The couple turned to Matt Davitt of Davitt Design Build of West Kingston, a longtime advocate of preservation and restoration. “Davitt was in there for almost six months to do work from the repair on top of design we wanted to do,” explains Richard. Along the way, the couple continued to merge modern conveniences with architectural consideration, as the more-than-acentury- old building is not only a local landmark but a community treasure. “A lot of the folks that went to school there were working on the house,” says Richard with a laugh. In the painstaking restoration process, it was clear the Schwabs weren’t the only ones emotionally invested in the project.

One of the home’s features the family had long hoped to address was the windows. “It always kind of bothered me, because the ones from the old house had so much character,” explains Kristin. “We worked with Arnold Lumber and they found windows that matched pretty much identically except they are modern and energy efficient,” says Richard. “We had photos of the original windows from the exterior of the house so we used the same dimensions,” adds Kristin. The couple also replaced all the bi-fold doors in the home with period-inspired five-panel Shaker style doors. “[They] are more in keeping with the craftsman style,” says Kristin.
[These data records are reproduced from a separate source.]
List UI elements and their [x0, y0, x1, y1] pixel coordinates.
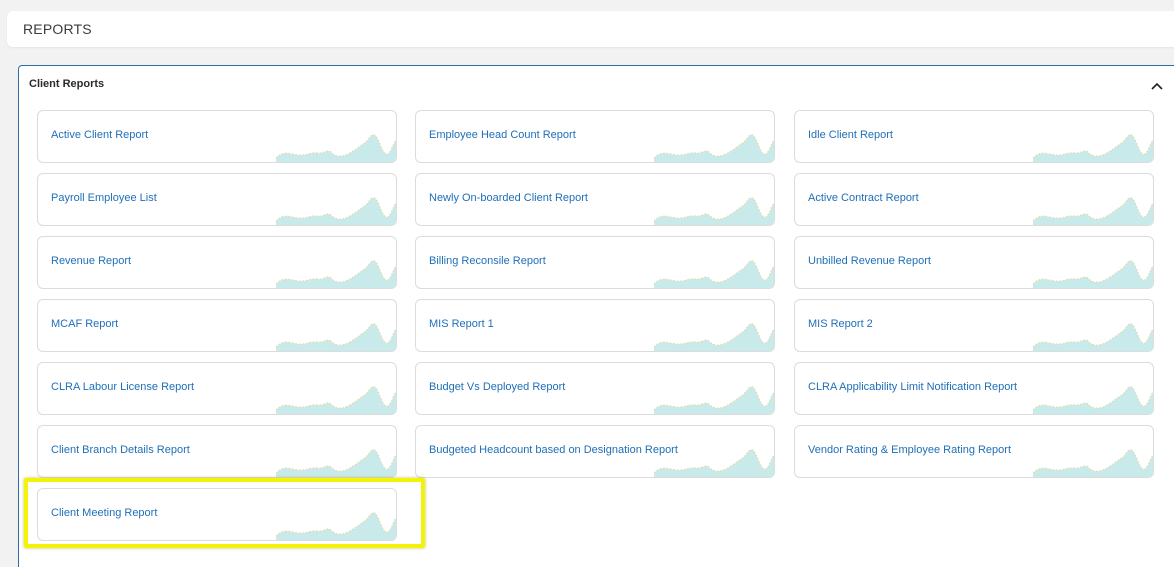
report-card-label[interactable]: Active Contract Report: [808, 192, 919, 204]
sparkline-decoration-icon: [1033, 134, 1153, 162]
sparkline-decoration-icon: [276, 323, 396, 351]
report-card[interactable]: MIS Report 2: [794, 299, 1154, 352]
panel-title: Client Reports: [29, 78, 105, 90]
sparkline-decoration-icon: [276, 512, 396, 540]
report-card-label[interactable]: MIS Report 2: [808, 318, 873, 330]
report-card[interactable]: Revenue Report: [37, 236, 397, 289]
report-card[interactable]: MIS Report 1: [415, 299, 775, 352]
report-card-label[interactable]: Budget Vs Deployed Report: [429, 381, 565, 393]
sparkline-decoration-icon: [654, 449, 774, 477]
report-card-label[interactable]: Payroll Employee List: [51, 192, 157, 204]
sparkline-decoration-icon: [276, 197, 396, 225]
sparkline-decoration-icon: [276, 260, 396, 288]
sparkline-decoration-icon: [654, 260, 774, 288]
report-card[interactable]: MCAF Report: [37, 299, 397, 352]
report-card-label[interactable]: Active Client Report: [51, 129, 148, 141]
report-card[interactable]: Idle Client Report: [794, 110, 1154, 163]
report-card-label[interactable]: Client Meeting Report: [51, 507, 157, 519]
report-card[interactable]: Vendor Rating & Employee Rating Report: [794, 425, 1154, 478]
sparkline-decoration-icon: [1033, 323, 1153, 351]
sparkline-decoration-icon: [654, 386, 774, 414]
sparkline-decoration-icon: [276, 386, 396, 414]
sparkline-decoration-icon: [1033, 386, 1153, 414]
sparkline-decoration-icon: [654, 197, 774, 225]
report-card-label[interactable]: Billing Reconsile Report: [429, 255, 546, 267]
report-card[interactable]: CLRA Applicability Limit Notification Re…: [794, 362, 1154, 415]
report-card[interactable]: Unbilled Revenue Report: [794, 236, 1154, 289]
report-card-label[interactable]: Unbilled Revenue Report: [808, 255, 931, 267]
report-card-label[interactable]: CLRA Applicability Limit Notification Re…: [808, 381, 1017, 393]
report-card[interactable]: CLRA Labour License Report: [37, 362, 397, 415]
report-card-label[interactable]: CLRA Labour License Report: [51, 381, 194, 393]
report-card[interactable]: Billing Reconsile Report: [415, 236, 775, 289]
report-card-label[interactable]: Employee Head Count Report: [429, 129, 576, 141]
report-card[interactable]: Client Meeting Report: [37, 488, 397, 541]
report-card[interactable]: Employee Head Count Report: [415, 110, 775, 163]
sparkline-decoration-icon: [276, 449, 396, 477]
sparkline-decoration-icon: [1033, 260, 1153, 288]
report-card[interactable]: Client Branch Details Report: [37, 425, 397, 478]
report-card-label[interactable]: MIS Report 1: [429, 318, 494, 330]
sparkline-decoration-icon: [276, 134, 396, 162]
report-card-label[interactable]: Vendor Rating & Employee Rating Report: [808, 444, 1011, 456]
report-card-label[interactable]: Newly On-boarded Client Report: [429, 192, 588, 204]
report-card-label[interactable]: Revenue Report: [51, 255, 131, 267]
sparkline-decoration-icon: [654, 323, 774, 351]
sparkline-decoration-icon: [1033, 197, 1153, 225]
chevron-up-icon[interactable]: [1150, 79, 1164, 93]
sparkline-decoration-icon: [654, 134, 774, 162]
report-card[interactable]: Active Client Report: [37, 110, 397, 163]
report-card[interactable]: Budgeted Headcount based on Designation …: [415, 425, 775, 478]
report-card-label[interactable]: Budgeted Headcount based on Designation …: [429, 444, 678, 456]
page-header: REPORTS: [7, 11, 1174, 47]
report-card[interactable]: Newly On-boarded Client Report: [415, 173, 775, 226]
page-title: REPORTS: [23, 21, 92, 37]
report-card[interactable]: Active Contract Report: [794, 173, 1154, 226]
report-card[interactable]: Payroll Employee List: [37, 173, 397, 226]
report-card-label[interactable]: Client Branch Details Report: [51, 444, 190, 456]
report-card-label[interactable]: MCAF Report: [51, 318, 118, 330]
report-card[interactable]: Budget Vs Deployed Report: [415, 362, 775, 415]
report-card-label[interactable]: Idle Client Report: [808, 129, 893, 141]
sparkline-decoration-icon: [1033, 449, 1153, 477]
With the finish work, all the damaged trim was removed and replaced with custom cut trim that seamlessly matches the original wood detail.

In So Rhode Island’s 2010 feature of the home, we revealed the couple had planned to make the basement, which a century ago served as the school’s cafeteria and indoor playground, and included both girls and boys lavatories, into a “man cave” and casual family room space where their two collegeage children could equally relax and unwind. Another blessing in disguise as a result of the pipe disaster was the opportunity to finally finish the basement, which has evolved into a multi-purpose entertainment space. “It’s really a young adult cave now because my son is a senior in college and my daughter is just starting grad school,” says Richard. “It’s where they and all their friends hang out and play ping pong, foosball, darts and the TVs are down there.”

But the space that underwent the most dramatic change was the kitchen. “We tried to keep things as authentic as possible. It more honors the history of the home – it has a historic feel with contemporary flair,” says Richard. “We put in a Wolf stove and apron sink. We found this really unique tile that has small cracks in it, so it looks old, but it’s new, in teal. It looks really great against the cabinets.” The style, created by Kitchens Direct of New England in Wakefield, reflects a 1920s mission style and opens up to the living space. The smart floor plan allows for these wo enthusiastic cooks to whip up dishes and entertain guests simultaneously. The couple put the space to the test when they hosted family, friends and the folks who helped put the schoolhouse back together again for a holiday party during a roaring snowstorm. The weather didn’t stop a thing and the celebration continued into the night.

The surrounding property has seen improvements, too. Kristin, an Associate Professor of Landscape Architecture, finally had the opportunity to reinvent an old toolshed out back. She worked alongside local landscaper Mark Masson. “We built it as an outdoor screen house and repositioned it overlooking the property… right next to the patio where we have the fire pit and barbeque. There’s outdoor seating and the gardens… we have a lot of color. My husband keeps saying ‘more color, more color!’ We have a plant palette: hydrangea, coneflowers and ornamental roses. We originally just started to put a hedge in… and clean out over grown trees but the more I got into it, I was just licking my lips saying ‘We need to get into this!’” explains Kristin. “I kept saying, ‘Just a few more things.’”

While the Schwabs have even more plans for the old schoolhouse, right now they’re basking in how far it’s come. “It’s one of those things where it was three-quarters of a year and a real challenge… I can’t say enough about the Davitt team and the Service Master team… everyone worked together to help us out,” says Richard. “The take away is that we look forward to the next adventure with this,” adds Kristin, adding that ideally the next chapter is on their terms, not a disaster’s. “We’ve fallen in love with the place; it’s even more special.”